Dallas to Shreveport is 180 miles; the flight is a half-hour hop. The plane barely has time to reach cruising altitude before it has to start descending into Shreveport. (This one was 8pm to 8:50pm, still Central; we spent about 20 minutes of it taxiing.) Once again, we got to sit together and watch as the lights of Dallas fell behind. The flight was so short that there was no drink service, but even if we’d wanted anything it wouldn’t have mattered, because the flight attendant ended up spending a chunk of the flight dealing with someone further down the plane who had become airsick. I decided against suggesting that they be made to get out and walk, tempting as the idea was.
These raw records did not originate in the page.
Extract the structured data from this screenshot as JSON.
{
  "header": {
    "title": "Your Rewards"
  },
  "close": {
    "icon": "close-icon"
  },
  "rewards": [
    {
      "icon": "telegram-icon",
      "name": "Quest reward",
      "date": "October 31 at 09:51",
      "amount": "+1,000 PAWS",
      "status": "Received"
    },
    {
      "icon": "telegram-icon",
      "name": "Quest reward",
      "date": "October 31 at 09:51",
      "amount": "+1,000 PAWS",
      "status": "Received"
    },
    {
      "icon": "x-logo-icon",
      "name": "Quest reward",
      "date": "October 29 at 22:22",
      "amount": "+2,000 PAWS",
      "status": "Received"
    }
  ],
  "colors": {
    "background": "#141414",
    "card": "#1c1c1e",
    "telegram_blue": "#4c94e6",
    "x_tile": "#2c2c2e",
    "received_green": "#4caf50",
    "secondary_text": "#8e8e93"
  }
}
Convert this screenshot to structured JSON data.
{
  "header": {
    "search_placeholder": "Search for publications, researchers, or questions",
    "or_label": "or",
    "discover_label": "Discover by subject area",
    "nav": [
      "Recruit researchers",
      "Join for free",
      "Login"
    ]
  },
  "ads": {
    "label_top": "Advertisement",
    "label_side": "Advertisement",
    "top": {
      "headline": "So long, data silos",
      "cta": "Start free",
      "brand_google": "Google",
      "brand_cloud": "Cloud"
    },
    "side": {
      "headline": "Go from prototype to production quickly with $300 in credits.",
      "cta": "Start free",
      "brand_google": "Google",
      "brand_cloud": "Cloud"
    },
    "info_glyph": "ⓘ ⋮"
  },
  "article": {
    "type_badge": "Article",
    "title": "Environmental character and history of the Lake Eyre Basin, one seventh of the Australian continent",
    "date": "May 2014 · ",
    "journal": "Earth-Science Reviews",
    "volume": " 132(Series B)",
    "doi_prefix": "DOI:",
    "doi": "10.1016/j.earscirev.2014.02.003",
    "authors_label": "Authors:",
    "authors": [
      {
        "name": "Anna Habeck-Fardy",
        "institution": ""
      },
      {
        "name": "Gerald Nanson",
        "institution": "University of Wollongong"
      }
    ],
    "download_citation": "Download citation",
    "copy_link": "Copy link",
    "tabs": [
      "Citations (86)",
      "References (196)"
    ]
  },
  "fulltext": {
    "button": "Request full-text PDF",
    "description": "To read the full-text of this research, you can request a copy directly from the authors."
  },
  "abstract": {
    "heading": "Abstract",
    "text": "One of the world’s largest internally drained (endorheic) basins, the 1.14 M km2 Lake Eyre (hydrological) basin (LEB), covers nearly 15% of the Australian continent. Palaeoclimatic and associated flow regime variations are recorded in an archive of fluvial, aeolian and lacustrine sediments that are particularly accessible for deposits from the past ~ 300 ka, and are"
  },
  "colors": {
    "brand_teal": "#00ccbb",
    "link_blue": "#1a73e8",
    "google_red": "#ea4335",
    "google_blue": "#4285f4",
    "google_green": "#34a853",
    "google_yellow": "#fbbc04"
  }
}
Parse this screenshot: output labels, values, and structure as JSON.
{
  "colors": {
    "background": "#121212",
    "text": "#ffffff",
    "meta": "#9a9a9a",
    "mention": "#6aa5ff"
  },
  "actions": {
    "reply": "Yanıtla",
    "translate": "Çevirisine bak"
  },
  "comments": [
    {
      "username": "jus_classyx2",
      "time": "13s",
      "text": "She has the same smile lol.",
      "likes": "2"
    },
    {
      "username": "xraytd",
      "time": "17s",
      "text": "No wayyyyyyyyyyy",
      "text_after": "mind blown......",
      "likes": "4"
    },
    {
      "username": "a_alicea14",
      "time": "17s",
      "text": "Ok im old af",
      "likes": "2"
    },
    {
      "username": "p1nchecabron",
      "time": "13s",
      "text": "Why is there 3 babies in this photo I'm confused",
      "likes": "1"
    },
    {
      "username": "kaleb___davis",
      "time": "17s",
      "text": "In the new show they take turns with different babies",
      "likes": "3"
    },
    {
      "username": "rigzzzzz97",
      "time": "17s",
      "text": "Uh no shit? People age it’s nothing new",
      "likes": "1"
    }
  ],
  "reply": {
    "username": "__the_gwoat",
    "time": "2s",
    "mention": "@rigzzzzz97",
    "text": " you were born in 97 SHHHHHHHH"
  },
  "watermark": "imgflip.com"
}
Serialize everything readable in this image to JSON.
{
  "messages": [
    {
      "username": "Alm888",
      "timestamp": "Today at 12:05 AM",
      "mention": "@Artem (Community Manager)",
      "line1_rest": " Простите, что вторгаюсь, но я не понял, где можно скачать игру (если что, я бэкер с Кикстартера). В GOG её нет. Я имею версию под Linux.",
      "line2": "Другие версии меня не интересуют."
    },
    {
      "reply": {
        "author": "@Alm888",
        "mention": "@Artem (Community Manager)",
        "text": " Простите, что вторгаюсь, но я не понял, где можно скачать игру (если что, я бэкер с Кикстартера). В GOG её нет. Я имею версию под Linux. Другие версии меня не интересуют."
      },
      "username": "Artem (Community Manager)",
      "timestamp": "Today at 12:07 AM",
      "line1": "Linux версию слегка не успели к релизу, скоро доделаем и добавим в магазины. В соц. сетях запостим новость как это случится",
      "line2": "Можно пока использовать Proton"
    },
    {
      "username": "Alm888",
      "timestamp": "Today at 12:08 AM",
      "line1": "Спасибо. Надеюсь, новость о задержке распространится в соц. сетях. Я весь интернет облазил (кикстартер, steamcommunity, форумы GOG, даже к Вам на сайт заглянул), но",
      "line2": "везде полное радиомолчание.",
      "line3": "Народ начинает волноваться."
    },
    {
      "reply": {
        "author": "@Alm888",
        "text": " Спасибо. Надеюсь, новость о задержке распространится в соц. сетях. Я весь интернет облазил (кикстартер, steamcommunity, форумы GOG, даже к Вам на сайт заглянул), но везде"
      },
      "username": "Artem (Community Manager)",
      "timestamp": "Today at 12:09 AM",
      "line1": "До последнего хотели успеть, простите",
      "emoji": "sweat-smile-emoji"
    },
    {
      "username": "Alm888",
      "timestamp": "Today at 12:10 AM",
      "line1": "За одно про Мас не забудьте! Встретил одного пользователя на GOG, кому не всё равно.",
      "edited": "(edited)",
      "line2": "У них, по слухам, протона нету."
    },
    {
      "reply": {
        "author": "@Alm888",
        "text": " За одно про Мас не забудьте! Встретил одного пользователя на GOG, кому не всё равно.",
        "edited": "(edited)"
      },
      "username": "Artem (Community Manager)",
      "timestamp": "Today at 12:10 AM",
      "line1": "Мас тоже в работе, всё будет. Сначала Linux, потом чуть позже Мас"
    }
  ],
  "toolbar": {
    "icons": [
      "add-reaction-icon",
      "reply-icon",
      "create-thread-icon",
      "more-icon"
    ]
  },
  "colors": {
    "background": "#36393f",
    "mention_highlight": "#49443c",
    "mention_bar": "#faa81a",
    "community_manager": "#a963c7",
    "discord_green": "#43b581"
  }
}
Arriving at Shreveport was an eerie experience. We were on what must have been the last flight into Shreveport that day; the terminal was pretty much deserted, and everything was closed, quiet, and looking strangely abandoned. Just as we got off the plane, SJ went into the bathroom by the gates, and I made use of Shreveport Airport‘s (incredibly progressive) free wifi to track down why the data connection on my phone wasn’t connecting and dataing. While I found what the problem was, I didn’t have the time or brainpower to fix it, so I decided to leave it for the next day.

When SJ emerged we headed towards the baggage claim and the outside world, where SJ’s dad would be waiting to whisk us away from the world of planes and gates. Now, Shreveport isn’t quite the smallest airport I’ve ever flown into – that honour goes to the hilariously grandiosely-named Rogue Valley International Medford Airport, Oregon, where the terminal is not quite a tin shack – but it is pretty small. Despite that we were half way through the terminal when SJ’s dad phoned us to ask where we were. When we got to him, we could see why: most of the corridor had been blocked off by a metal shutter! Thankfully it didn’t extend all the way across, so we got around that and down to the baggage claim just in time, as they were about to start putting our luggage into the Lost Luggage office! “But I didn’t take that long in the bathroom!!” SJ protested. As I pointed out at the time, she hadn’t, and I was pretty certain that the other passengers had only just left. I guessed the baggage attendants just wanted to get everything away so they could finish for the night.

SJ’s dad drove us through Shreveport and over to Bossier City where SJ’s grandmother, Nannie, lives. We were going to be staying with her for a couple of days before starting on the roadtrip, and SJ’s dad had even moved Iolana (SJ’s car) to Nannie’s house. This was even more useful than he might have guessed: we hadn’t brought toiletries with us as we knew we had left some from the last time we were in the US, and those were in one of the suitcases SJ’s dad had put into the trunk of the car! After manhandling all our luggage into Nannie’s guest room, and finally digging the toiletries out of the very last suitcase, we found that Nannie had actually put some in the shower for us already! But, we finally showered, took sleeping pills to help make sure we could sleep properly and avoid jet lag, and collapsed into bed at just gone midnight.

We had been awake for 27 hours, and travelled over 4,800 miles, but we were safe and in the US; we had made it.